Synthesis of tert-Butyl 4-(4-Methyl-5-(2-(methylsulfonyl)-pyrimidin-4-yl)-1H-1,2,3-triazol-1-yl)piperidine-1-carboxylate (33).

The General Oxidation Procedure was used with thioether 30, and the sulfone was isolated in quantitative yield. ¹H NMR (400 MHz, CDCl₃) δ 9.02 (d, J = 5.3 Hz, 1H), 7.72 (d, J = 5.3 Hz, 1H), 5.35−5.06 (m, 1H), 4.26 (br, 2H), 3.37 (s, 3H), 2.94 (br, 2H), 2.58 (s, 3H), 2.36−2.09 (m, 4H), 1.45 (s, 9H). ¹³C NMR (101 MHz, CDCl₃) δ 166.3, 159.3, 156.7, 154.6, 145.1, 128.4, 121.5, 79.8, 59.1, 42.8 (br), 39.2, 32.3, 28.4, 12.6. IR (NaCl, thin film, cm⁻¹): 2976, 2931, 1687, 1580, 1452, 1426, 1321, 1249, 1163, 1007. HRMS (ESI): calcd for C₁₈H₂₆N₆NaO₄S⁺, (M+Na)⁺ 445.1628, found 445.1623.
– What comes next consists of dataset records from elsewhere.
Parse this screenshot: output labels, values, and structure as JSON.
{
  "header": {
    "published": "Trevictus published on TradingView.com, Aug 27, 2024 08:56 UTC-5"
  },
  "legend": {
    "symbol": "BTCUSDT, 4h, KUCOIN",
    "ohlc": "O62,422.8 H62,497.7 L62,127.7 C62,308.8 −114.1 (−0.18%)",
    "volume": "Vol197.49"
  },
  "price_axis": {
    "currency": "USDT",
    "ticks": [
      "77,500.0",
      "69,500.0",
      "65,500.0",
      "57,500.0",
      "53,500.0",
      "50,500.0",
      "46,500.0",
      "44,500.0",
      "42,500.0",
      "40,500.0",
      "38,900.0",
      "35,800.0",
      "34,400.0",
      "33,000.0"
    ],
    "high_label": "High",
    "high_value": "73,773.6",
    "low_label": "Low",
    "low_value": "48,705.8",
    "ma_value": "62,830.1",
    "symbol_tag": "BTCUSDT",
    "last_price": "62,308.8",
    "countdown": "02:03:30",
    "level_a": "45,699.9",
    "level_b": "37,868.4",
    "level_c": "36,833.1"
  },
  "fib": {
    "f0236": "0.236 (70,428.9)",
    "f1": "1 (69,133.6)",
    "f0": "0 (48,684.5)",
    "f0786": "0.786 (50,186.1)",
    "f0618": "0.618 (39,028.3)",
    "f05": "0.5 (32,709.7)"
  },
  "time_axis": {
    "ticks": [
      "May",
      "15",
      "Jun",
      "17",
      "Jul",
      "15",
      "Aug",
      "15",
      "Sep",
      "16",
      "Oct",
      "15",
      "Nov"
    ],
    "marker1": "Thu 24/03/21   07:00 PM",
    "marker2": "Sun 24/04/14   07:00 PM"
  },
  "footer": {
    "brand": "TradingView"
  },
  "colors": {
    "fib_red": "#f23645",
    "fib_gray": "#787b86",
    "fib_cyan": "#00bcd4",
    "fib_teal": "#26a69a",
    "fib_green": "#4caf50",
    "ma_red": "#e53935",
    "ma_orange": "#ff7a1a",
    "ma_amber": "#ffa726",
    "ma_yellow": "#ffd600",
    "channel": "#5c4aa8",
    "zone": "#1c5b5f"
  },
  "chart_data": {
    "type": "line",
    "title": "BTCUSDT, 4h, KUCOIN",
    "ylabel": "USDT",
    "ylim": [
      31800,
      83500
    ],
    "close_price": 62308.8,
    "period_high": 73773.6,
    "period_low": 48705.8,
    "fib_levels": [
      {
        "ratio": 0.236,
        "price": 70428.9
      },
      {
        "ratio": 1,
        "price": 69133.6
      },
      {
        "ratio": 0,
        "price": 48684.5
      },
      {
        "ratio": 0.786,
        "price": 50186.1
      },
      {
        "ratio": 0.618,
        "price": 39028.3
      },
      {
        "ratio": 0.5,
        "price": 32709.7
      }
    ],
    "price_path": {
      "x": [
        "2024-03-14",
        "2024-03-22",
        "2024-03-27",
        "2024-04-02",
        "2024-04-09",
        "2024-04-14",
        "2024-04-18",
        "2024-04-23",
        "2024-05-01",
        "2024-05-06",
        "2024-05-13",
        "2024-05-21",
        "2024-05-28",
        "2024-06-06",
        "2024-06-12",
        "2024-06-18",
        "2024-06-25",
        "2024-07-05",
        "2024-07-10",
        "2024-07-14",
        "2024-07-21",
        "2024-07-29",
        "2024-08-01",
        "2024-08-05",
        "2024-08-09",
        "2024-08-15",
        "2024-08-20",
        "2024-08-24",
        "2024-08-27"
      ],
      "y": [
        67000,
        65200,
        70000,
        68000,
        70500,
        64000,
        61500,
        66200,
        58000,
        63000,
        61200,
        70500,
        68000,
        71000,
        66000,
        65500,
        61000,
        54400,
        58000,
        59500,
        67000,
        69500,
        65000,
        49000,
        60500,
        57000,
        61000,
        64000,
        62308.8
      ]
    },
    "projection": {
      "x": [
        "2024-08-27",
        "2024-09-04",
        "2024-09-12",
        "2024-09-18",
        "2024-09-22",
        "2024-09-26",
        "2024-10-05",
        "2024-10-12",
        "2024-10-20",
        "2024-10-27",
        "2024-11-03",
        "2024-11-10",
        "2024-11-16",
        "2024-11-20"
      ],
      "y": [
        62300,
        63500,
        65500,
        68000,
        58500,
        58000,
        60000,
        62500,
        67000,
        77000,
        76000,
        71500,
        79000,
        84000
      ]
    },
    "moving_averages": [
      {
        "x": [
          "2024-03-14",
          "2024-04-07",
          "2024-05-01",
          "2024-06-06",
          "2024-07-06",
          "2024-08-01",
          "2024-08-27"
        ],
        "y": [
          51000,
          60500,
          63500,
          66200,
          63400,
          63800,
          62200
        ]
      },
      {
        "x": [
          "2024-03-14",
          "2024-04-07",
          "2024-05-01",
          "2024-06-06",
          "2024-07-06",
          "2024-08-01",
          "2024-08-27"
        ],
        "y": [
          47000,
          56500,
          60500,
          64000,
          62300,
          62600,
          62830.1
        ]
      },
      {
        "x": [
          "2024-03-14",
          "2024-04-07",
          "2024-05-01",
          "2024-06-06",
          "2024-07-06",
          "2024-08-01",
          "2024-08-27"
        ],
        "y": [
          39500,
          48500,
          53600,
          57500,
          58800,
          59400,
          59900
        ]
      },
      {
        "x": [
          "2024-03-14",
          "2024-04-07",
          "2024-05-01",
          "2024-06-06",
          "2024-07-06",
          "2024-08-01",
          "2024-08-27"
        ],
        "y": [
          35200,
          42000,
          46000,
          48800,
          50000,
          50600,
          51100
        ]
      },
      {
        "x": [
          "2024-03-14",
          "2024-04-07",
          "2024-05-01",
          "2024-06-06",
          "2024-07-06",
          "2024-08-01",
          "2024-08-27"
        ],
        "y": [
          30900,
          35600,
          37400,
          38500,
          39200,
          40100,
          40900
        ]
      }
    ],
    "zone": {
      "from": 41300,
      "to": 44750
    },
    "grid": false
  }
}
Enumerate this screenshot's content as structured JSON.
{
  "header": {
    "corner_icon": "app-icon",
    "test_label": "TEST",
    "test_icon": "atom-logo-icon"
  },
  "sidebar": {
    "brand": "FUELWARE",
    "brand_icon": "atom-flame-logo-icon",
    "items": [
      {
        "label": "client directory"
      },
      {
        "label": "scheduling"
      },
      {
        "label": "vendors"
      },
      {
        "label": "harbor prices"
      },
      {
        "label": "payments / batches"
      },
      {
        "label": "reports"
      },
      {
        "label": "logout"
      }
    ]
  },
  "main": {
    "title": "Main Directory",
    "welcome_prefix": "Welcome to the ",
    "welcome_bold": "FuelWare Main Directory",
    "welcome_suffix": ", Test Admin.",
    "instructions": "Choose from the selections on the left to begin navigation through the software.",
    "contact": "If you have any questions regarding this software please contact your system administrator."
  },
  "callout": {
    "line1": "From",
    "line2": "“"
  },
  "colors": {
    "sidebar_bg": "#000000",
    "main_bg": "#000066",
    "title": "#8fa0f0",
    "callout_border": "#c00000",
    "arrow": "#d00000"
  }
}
General Nucleophilic-Aromatic-Substitution Procedure and Synthesis of tert-Butyl 4-(5-(2-((3,5-Dimethylphenyl)amino)pyrimidin-4-yl)-4-(4-fluorophenyl)-1H-1,2,3-triazol-1-yl)piperidine-1-carboxy-late (34).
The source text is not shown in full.